Теперь Пелька очень осторожна. Ни с кем не сходится. Не ищет новых приятелей, твёрдо решила отыскать Нонну. Ночует в подвалах старого каменного здания со щербатыми стенами, что недалеко от Желязной, и окрестных домов, куда прокрадывается вечерами и откуда уходит перед рассветом. Питается повидлом, компотами, квашеными огурцами, заедает чёрствым хлебом из мусорных баков и греется на солнце в зарослях над Вислой, но ослабела на такой диете до состояния слепого котёнка — много ли энергии получишь от одних овощей и фруктовых пюре?

Этим вечером Пелька снова выдавила стекло в подвальном окошке, выбранном наудачу, но внизу не нашла ничего съестного. Девчушку, протискивающуюся между прутьями решётки, заметила женщина в плаще, помогла ей выбраться на тротуар, взяла за руку и увлекла за собой в квартал её первого побега, в квартал Рамоны и Зызы, в район вокзала, где ещё зелёная как морковная ботва Пелька игралась с послушными дверями. Когда это было? Пелька чувствует себя ужасно старой.
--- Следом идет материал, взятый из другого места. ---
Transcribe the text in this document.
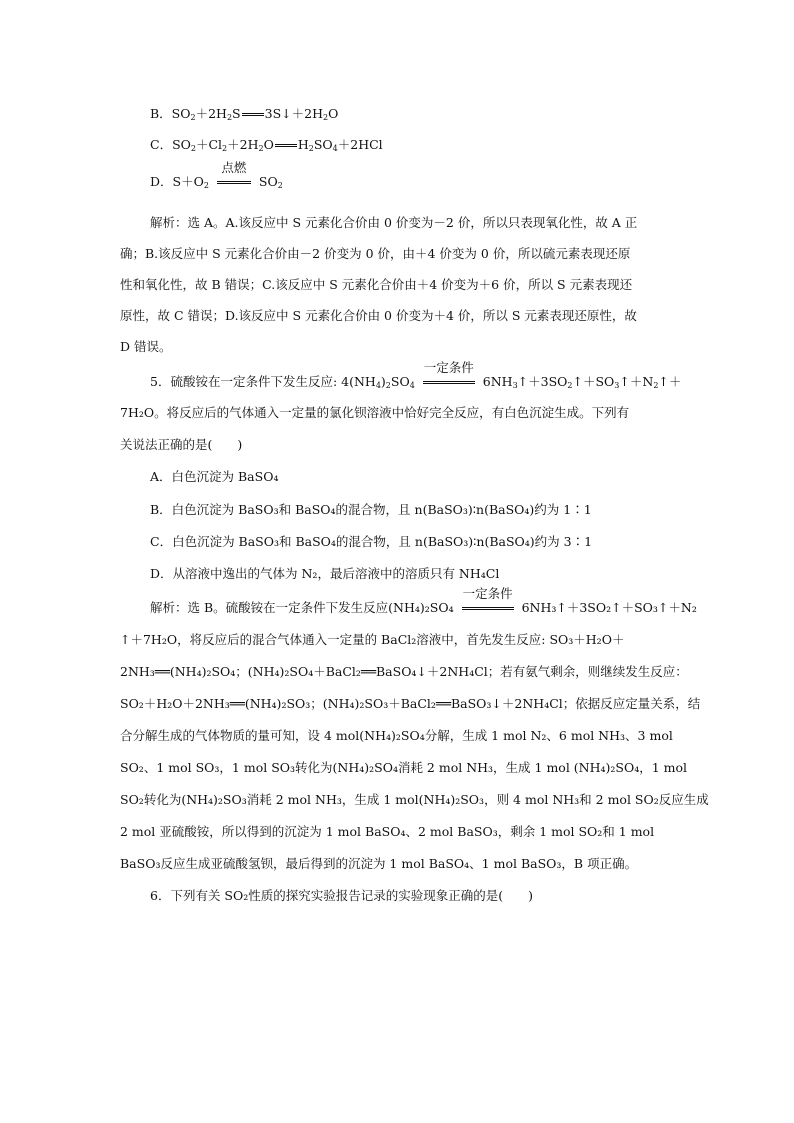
B．$SO_2+2H_2S$ $3S↓+2H_2O$
C．$SO_2+Cl_2+2H_2O$ $H_2SO_4+2HCl$
D．$S+O_2$
点燃
$SO_2$
解析：选 A。A.该反应中 S 元素化合价由 0 价变为－2 价，所以只表现氧化性，故 A 正
确；B.该反应中 S 元素化合价由－2 价变为 0 价，由＋4 价变为 0 价，所以硫元素表现还原
性和氧化性，故 B 错误；C.该反应中 S 元素化合价由＋4 价变为＋6 价，所以 S 元素表现还
原性，故 C 错误；D.该反应中 S 元素化合价由 0 价变为＋4 价，所以 S 元素表现还原性，故
D 错误。
5．硫酸铵在一定条件下发生反应: $4(NH_4)_2SO_4$
一定条件
$6NH_3↑+3SO_2↑+SO_3↑+N_2↑+$
7H₂O。将反应后的气体通入一定量的氯化钡溶液中恰好完全反应，有白色沉淀生成。下列有
关说法正确的是(　　)
A．白色沉淀为 BaSO₄
B．白色沉淀为 BaSO₃和 BaSO₄的混合物，且 n(BaSO₃)∶n(BaSO₄)约为 1∶1
C．白色沉淀为 BaSO₃和 BaSO₄的混合物，且 n(BaSO₃)∶n(BaSO₄)约为 3∶1
D．从溶液中逸出的气体为 N₂，最后溶液中的溶质只有 NH₄Cl
解析：选 B。硫酸铵在一定条件下发生反应(NH₄)₂SO₄
一定条件
6NH₃↑＋3SO₂↑＋SO₃↑＋N₂
↑＋7H₂O，将反应后的混合气体通入一定量的 BaCl₂溶液中，首先发生反应: SO₃＋H₂O＋
2NH₃══(NH₄)₂SO₄；(NH₄)₂SO₄＋BaCl₂══BaSO₄↓＋2NH₄Cl；若有氨气剩余，则继续发生反应：
SO₂＋H₂O＋2NH₃══(NH₄)₂SO₃；(NH₄)₂SO₃＋BaCl₂══BaSO₃↓＋2NH₄Cl；依据反应定量关系，结
合分解生成的气体物质的量可知，设 4 mol(NH₄)₂SO₄分解，生成 1 mol N₂、6 mol NH₃、3 mol
SO₂、1 mol SO₃，1 mol SO₃转化为(NH₄)₂SO₄消耗 2 mol NH₃，生成 1 mol (NH₄)₂SO₄，1 mol
SO₂转化为(NH₄)₂SO₃消耗 2 mol NH₃，生成 1 mol(NH₄)₂SO₃，则 4 mol NH₃和 2 mol SO₂反应生成
2 mol 亚硫酸铵，所以得到的沉淀为 1 mol BaSO₄、2 mol BaSO₃，剩余 1 mol SO₂和 1 mol
BaSO₃反应生成亚硫酸氢钡，最后得到的沉淀为 1 mol BaSO₄、1 mol BaSO₃，B 项正确。
6．下列有关 SO₂性质的探究实验报告记录的实验现象正确的是(　　)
— Ты еду искала в подвале?

— Ага, — от Пельки остались только кожа да кости, так что нетрудно догадаться, что́ она хотела найти.

— Садись. Получишь столько еды, сколько захочешь, — женщина открывает ключом дверцу автомобиля, припаркованного на стоянке за вокзалом, и Пельку совсем не держит.

— В ментовке?

— У меня дома.

— А если нет? — колеблется Пелька, хотя восьмым чувством парии крупного города не ощущает в женщине противника своей тяжкой свободы.

— Пелька, ты действительно меня не узнаёшь? — женщина наклоняется, и Пелька в свете уличного фонаря наконец может рассмотреть её лицо.

— Нонна! — Пелька приникает к плащу и у неё даже кружится голова от счастья и голода. — Каждый раз, когда я вырывалась из Дома, я заглядывала сюда, но сейчас я стерегла как собака.

— По ночам! Слава богу, знакомая тебя высмотрела и рассказала, где искать, и я наблюдала несколько вечеров. Здорово бы мы выглядели, если б тебя сцапали хозяева магазинов, у которых ты выедала банки.

— Ты очень долго не приходила.

— Я уезжала за границу, поэтому дала тебе адрес своей знакомой.

В первый раз она не застала подруги Нонны, а говорила с кем‑то, кто был абсолютно не в курсе дела. Никто ведь не ждал Пельку, самое большее — письма от неё. Но в третий раз открыла подруга Нонны, от которой Пелька бежала, как от смертельного врага.

— Незнакомым я уже не верю, — говорит Пелька.

Нонна живёт за городом в одноэтажном доме с участком, обсаженным деревьями и живой изгородью. Снаружи дом ничем не выделяется, внутри чисто, светло и зажиточно.